The main drivers of inflation have started to wane in recent months, but the cost of goods has remained stubbornly high.
- Shipping costs and commodity prices have dropped, which should bring lower prices to consumers, but so far—that’s not the case.
- For the time being, consumer prices will likely stay elevated, partly because distributors have already locked in price agreements with freight and commodity suppliers.
- The consumer price index reached 6.5% in December as prices of goods like eggs and cereal jumped dramatically.
Why it’s news
In small areas of the market, consumers may see prices start to dip, but the overall market will remain high. Service industries like restaurants and retailers may soon need to raise prices even more to accommodate greater expenses on their end.
During the pandemic and related supply chain disruptions, inventory remained low in nearly every industry, resulting in high prices that have stuck around.
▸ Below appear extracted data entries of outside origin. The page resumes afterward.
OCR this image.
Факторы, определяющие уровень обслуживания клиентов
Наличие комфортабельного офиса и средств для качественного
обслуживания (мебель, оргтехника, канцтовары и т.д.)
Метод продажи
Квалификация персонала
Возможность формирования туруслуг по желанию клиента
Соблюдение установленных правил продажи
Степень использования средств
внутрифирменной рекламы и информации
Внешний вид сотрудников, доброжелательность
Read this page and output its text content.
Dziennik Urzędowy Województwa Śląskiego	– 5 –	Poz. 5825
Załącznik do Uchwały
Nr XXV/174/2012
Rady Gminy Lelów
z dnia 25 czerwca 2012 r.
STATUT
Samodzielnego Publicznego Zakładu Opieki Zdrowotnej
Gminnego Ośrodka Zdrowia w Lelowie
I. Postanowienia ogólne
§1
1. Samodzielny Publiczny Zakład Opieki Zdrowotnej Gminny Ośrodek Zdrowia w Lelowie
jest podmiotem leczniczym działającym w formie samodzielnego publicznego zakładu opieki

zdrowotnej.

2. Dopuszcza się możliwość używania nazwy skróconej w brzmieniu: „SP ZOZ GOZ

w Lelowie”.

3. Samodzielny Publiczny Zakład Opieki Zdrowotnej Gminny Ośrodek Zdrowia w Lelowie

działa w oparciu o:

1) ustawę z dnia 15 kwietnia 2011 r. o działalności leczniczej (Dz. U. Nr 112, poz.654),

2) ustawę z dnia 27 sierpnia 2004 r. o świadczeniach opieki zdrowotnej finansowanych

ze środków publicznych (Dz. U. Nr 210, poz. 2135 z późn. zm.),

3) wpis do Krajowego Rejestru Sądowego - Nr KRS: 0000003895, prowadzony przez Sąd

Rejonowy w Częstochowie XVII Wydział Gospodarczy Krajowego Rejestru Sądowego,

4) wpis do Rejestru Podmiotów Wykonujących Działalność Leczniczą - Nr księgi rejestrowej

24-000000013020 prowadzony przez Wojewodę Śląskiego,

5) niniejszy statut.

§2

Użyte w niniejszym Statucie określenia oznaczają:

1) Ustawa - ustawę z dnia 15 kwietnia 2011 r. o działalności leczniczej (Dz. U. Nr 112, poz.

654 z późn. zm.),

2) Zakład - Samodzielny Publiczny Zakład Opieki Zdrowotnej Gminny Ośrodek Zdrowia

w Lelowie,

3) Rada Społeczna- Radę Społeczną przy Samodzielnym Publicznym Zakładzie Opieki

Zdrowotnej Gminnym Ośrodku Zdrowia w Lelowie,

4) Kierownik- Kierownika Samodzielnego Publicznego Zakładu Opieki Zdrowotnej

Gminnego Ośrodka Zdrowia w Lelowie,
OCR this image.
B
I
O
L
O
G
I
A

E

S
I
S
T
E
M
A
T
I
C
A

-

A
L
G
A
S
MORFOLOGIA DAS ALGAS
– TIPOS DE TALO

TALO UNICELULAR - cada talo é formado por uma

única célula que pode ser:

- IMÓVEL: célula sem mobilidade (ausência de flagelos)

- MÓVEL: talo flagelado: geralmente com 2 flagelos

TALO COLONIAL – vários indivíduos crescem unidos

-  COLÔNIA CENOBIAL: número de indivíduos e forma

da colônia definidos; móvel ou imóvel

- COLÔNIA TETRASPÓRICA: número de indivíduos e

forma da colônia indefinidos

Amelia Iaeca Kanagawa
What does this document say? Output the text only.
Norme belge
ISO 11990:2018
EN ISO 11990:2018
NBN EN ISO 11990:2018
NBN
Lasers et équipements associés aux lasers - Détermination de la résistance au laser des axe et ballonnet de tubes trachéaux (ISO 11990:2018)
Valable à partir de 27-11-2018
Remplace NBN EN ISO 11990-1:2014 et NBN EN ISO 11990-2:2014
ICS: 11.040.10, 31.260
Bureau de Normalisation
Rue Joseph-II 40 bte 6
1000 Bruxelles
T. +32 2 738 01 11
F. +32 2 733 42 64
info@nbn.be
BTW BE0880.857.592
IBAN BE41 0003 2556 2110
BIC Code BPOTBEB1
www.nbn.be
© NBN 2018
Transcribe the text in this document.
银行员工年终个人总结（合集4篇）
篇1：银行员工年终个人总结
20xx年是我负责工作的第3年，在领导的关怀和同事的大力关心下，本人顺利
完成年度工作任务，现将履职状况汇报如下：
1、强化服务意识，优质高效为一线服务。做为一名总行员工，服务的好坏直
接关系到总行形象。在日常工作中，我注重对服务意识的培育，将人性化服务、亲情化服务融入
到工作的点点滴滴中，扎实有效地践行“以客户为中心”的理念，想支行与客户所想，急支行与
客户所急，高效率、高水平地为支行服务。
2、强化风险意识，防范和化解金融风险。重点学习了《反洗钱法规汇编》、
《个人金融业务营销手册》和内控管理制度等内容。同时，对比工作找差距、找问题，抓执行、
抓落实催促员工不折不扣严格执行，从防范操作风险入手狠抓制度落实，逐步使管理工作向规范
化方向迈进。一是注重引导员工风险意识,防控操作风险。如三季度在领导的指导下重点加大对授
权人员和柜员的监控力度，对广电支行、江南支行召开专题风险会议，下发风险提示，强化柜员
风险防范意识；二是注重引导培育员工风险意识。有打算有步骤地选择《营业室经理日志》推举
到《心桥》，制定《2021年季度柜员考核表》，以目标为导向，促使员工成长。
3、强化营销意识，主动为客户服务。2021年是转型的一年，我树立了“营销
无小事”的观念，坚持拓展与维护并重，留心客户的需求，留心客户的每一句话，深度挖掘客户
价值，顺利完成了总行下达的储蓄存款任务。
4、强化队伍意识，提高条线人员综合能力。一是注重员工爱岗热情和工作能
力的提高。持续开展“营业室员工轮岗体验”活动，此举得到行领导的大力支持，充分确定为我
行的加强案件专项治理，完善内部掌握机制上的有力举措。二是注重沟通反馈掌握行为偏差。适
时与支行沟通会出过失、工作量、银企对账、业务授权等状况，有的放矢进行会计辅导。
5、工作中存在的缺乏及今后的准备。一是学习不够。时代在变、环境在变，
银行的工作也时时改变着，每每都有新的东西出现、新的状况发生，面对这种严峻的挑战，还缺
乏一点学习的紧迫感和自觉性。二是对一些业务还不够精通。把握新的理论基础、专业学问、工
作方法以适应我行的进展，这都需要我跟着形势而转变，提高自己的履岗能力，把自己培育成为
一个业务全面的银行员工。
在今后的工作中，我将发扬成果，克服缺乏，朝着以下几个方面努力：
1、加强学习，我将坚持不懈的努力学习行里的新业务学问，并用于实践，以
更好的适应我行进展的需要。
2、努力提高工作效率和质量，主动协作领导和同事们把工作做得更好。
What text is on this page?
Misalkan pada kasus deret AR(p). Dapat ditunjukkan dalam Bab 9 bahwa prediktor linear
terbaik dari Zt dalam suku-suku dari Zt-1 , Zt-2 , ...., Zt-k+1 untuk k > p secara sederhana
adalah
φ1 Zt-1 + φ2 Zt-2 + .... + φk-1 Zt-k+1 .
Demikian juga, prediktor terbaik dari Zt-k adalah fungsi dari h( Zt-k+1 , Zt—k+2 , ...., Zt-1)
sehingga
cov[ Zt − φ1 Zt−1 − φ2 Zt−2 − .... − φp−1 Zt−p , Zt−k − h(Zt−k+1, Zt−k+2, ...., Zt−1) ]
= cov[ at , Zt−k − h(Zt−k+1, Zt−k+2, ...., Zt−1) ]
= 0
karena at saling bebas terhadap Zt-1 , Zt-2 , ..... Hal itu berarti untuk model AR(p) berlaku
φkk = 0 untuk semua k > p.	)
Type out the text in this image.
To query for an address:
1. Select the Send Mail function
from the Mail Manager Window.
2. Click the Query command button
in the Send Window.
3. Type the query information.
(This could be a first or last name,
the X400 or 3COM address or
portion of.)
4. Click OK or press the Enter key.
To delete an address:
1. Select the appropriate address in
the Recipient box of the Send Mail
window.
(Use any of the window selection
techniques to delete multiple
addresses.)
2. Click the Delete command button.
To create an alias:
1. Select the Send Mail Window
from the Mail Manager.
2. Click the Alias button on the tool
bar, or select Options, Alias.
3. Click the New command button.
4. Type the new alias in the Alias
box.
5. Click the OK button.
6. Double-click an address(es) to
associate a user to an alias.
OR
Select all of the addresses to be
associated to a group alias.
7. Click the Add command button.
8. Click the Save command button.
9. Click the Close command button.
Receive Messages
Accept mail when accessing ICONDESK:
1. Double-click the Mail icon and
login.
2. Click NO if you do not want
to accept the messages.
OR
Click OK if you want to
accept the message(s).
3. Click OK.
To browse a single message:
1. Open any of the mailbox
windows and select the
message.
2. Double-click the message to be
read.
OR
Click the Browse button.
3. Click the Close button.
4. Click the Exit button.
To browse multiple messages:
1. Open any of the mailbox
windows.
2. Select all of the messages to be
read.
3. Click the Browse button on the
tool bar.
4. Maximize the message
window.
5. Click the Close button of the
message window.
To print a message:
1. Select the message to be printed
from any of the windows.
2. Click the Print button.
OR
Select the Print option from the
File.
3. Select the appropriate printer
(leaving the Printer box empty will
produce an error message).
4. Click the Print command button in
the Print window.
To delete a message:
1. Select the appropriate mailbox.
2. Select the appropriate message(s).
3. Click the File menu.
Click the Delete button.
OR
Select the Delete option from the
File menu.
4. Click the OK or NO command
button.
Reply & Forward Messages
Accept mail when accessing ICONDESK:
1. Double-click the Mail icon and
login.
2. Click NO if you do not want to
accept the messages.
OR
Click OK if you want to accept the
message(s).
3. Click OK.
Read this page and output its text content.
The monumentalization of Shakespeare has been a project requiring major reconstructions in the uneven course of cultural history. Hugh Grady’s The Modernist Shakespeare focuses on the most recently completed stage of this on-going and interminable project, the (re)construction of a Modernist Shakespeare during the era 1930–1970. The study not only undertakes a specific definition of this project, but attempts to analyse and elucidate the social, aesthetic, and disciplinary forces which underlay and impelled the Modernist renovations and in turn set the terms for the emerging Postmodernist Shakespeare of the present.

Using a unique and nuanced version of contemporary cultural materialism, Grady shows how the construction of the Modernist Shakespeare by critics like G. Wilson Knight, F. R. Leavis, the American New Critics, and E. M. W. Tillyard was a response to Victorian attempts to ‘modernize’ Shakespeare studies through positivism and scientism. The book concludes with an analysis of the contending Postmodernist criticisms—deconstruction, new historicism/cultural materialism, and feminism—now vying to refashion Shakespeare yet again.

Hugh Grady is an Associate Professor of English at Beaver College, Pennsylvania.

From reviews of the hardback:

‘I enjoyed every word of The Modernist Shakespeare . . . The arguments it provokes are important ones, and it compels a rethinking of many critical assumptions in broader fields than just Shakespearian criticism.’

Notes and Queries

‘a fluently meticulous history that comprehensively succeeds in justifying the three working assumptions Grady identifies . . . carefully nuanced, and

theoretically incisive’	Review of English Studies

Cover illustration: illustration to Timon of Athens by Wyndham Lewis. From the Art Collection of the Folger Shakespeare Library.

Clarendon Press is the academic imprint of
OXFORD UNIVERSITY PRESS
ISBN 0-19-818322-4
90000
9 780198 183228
But consumers aren’t willing to pay those same prices, and spending is starting to slow.
Costs for shipping are still higher than typical but lower than last year’s peak. In December, shipping via long-distance truck was up 4% from the year before but down 8% from March 2022. Container shipping, a $10,377 peak in September 2021, is down 80% to $2,079—an improvement, but still higher than before the pandemic.
Food and clothing costs for distributors have also declined, though prices are still higher than before the pandemic. However, these savings can’t be passed to the consumer as many companies are locked into long-term contracts with their suppliers. Typically, these contracts protect consumers and businesses from unpredictable price swings.
In addition to supplier costs remaining high, many industries are finding that labor has become more expensive. Service industries like restaurants and hotels are having particular difficulty hiring sufficient workers. Instead, they’re hiring fewer workers for higher wages.
However, higher wages mean higher consumer costs. For example, the airline industry is raising pilots’ wages amid a labor shortage. This will likely keep airline ticket prices high, even though prices have recently started to decline.